Pregiudicato ucciso in automobile. Con lui la figlia di 5 anni, illesa
Antonello La Rosa era alla guida della sua Fiat 500 con la moglie e la bimba. La donna è stata ferita lievemente. E' successo nel centro storico di Paola. Secondo gli inquirenti sarebbe una vendetta tra cosche rivali della 'ndrangheta. I due killer sono arrivati in moto e hanno sparato con pistole a tamburo...PAOLA (COSENZA) - Un pregiudicato di 38 anni, Antonello La Rosa, è stato ucciso a Paola, in provincia di Cosenza, mentre era alla guida della sua automobile, accompagnato dalla moglie, che è stata lievemente ferita, e dalla figlia di cinque anni, illesa. Dalle prime informazioni si è trattato di una vendetta ordinata da un gruppo criminale rivale.
Antonello La Rosa, infatti, era considerato un esponente di spicco della 'ndrangheta della zona del Tirreno cosentino. In particolare, La Rosa sarebbe stato collegato alla cosca Martello di Paola, alla quale viene attribuito ruolo di primo piano nel contesto criminale dell'area in cui è accaduto l'omicidio.

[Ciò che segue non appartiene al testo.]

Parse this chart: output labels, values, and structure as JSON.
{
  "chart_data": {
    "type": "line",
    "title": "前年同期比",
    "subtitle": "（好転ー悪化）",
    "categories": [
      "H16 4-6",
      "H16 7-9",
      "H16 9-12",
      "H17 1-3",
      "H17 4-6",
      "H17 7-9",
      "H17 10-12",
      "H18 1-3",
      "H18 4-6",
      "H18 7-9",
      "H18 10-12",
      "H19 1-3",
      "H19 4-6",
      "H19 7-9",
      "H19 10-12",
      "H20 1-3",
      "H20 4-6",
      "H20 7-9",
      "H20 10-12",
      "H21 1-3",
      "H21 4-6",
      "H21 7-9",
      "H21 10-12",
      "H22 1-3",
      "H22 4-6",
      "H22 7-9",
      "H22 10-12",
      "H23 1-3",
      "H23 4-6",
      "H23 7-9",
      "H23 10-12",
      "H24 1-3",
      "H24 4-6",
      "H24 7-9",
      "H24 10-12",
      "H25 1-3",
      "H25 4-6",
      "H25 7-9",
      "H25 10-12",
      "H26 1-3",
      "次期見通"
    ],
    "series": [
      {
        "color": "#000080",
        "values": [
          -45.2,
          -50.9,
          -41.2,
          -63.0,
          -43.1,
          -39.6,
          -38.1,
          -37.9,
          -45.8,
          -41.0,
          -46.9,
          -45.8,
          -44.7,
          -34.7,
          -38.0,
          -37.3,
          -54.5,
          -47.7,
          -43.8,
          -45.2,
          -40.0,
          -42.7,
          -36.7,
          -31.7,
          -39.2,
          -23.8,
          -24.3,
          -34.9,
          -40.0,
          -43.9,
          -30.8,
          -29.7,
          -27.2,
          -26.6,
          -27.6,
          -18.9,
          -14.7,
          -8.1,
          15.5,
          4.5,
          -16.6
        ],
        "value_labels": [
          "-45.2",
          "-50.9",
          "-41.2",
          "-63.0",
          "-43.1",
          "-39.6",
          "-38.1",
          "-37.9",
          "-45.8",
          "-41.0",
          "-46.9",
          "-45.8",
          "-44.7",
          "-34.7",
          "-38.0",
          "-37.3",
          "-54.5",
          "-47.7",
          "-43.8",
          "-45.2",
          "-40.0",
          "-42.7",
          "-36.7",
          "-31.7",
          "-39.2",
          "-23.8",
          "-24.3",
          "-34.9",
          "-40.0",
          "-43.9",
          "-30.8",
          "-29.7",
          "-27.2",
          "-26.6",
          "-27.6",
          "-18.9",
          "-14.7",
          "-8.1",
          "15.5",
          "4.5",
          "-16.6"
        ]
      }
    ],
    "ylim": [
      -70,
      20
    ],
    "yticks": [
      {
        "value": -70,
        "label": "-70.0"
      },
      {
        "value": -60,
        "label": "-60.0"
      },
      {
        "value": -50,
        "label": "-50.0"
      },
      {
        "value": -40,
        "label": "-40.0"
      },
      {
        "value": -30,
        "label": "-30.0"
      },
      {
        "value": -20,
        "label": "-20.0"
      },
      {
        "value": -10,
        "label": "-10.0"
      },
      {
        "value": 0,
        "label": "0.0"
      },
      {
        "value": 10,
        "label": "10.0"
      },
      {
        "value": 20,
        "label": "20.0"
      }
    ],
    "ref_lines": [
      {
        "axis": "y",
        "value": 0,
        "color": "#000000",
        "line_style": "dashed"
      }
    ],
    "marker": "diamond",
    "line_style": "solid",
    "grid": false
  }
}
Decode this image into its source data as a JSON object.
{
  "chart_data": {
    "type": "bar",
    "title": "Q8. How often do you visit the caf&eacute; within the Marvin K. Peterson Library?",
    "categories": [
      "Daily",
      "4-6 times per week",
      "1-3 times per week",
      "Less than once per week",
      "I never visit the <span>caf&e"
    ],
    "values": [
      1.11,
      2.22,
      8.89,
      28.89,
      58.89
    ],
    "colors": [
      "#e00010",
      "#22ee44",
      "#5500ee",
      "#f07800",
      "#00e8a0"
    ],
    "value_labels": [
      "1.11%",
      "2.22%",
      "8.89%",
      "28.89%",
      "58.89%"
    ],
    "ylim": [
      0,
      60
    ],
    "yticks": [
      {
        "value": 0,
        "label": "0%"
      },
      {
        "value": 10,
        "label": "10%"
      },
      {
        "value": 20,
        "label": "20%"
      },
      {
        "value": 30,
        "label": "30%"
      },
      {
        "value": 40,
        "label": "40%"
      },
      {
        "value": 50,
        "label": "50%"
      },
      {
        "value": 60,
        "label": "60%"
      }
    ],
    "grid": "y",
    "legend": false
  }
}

L'uomo, al momento dell'agguato, stava percorrendo una via del centro storico della cittadina tirrenica. La moglie, raggiunta di striscio da uno dei colpi sparati contro il marito, è stata ferita in modo lieve. La bambina, che si trovava sul sedile posteriore della Fiat 500 condotta da La Rosa, è rimasta illesa.
A compiere l'agguato, secondo quanto è emerso dalle indagini dei carabinieri della Compagnia di Paola, sono state due persone che viaggiavano a bordo di una moto. Gli assassini hanno affiancato la Fiat 500, in un punto in cui la vettura procedeva a velocità ridotta, ed hanno sparato con pistole a tamburo. La Rosa, raggiunto dai colpi in varie parti del corpo, è riuscito a percorrere qualche metro, ma si è poi accasciato sul volante.
Gli assassini sono poi fuggiti a bordo della moto, abbandonata a qualche chilometro di distanza e risultata rubata nei giorni scorsi proprio a Paola. Nei mesi scorsi i carabinieri avevano effettuato, proprio nella zona di Paola, una serie di sequestri di armi che avevano fatto ipotizzare un possibile riacutizzarsi dello scontro la tra le cosche locali e la preparazione di agguati.